Corporate GovernanceInternal Control and Risk Management

Actors of the Internal Control & Risk Management System

The system of internal control and risk management of Waste Italia Group involves all aspects of the company with specific roles and responsibilities.

attori eng

  • Board of Directors

    The Board of Directors is in fact responsible for the internal control and risk management system, establishing its guidelines and management of business risks. The appointment of the Risk Control Committee in fact does not relieve the Council of tasks and responsibilities related to the supervisory duty on management performance, but certainly this Committee is an important information and advisory support useful to the Board of Directors in order to have a careful and constant monitoring of the internal control system.

  • Chief Executive Officer

    The chairman and the chief executive officer are required to identify the risks faced by the Company and implement the guidelines of the internal control system.

  • Board of Statutory Auditors

    The Board of Statutory Auditors is the corporate body responsible for supervising the correct administration, in particular the adequacy of the organisational, administration and accounting structure adopted by directors and its effective operation.

  • Risk Control Committee

    The Risk Control Committee analyses the results of the audit activities on the Internal Control System and periodically reports to the Board of Directors on any measures to be taken;

  • Supervisory Board

    The Supervisory Board intervenes as part of its duties to look out for corporate crimes envisaged by Decree 231, identifying risk scenarios and personally verifying compliance with control procedures and using, where required, dedicated expert consultants. In addition it monitors compliance and implementation of the Code of Ethics.

  • Executive director in charge

    The director in charge of the internal control and risk management system is required to identify the main corporate risks and implements the guidelines defined by the Board of Directors. He also adjusts the internal control system to the dynamics of the operating conditions and legislative and regulatory framework and has the power to request the internal audit function to conduct audits on specific areas and on compliance with rules and internal procedures, giving notice of the request to the chairman of the Board, the chairman of the control and risk committee and the chairman of the board of statutory auditors.

  • Manager in charge of preparing the financial reports

    Manager in charge of preparing the financial reports. Pursuant to Article 17 of the Statute. The Board of Directors, after consulting the Board of Statutory Auditors, appoints the manager in charge of preparing the accounting documents, pursuant to article 154-bis of the Consolidated Act and determines his remuneration.
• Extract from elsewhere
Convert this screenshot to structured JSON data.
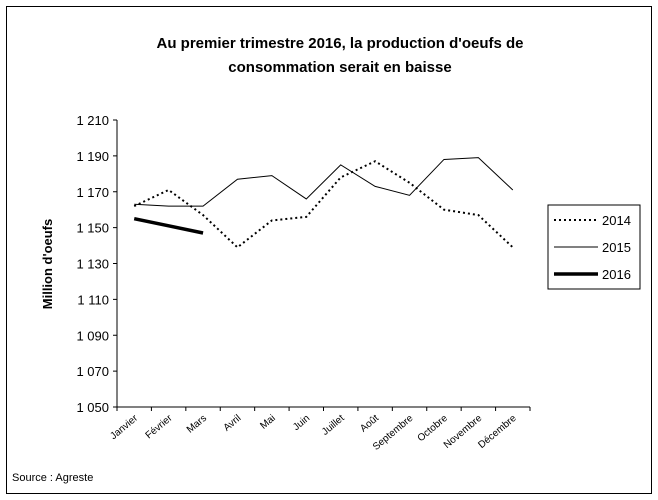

  • Internal Audit Manager

    The Manager of the Internal Audit function is in charge, together with the Risk Control Committee, of verifying that the internal control system is adequate, fully operational and effective. The Manager of the Internal Audit function reports directly to the Risk Control Committee, the Board of Statutory Auditors and the executive director in charge of overseeing the internal control system and the Board of Directors.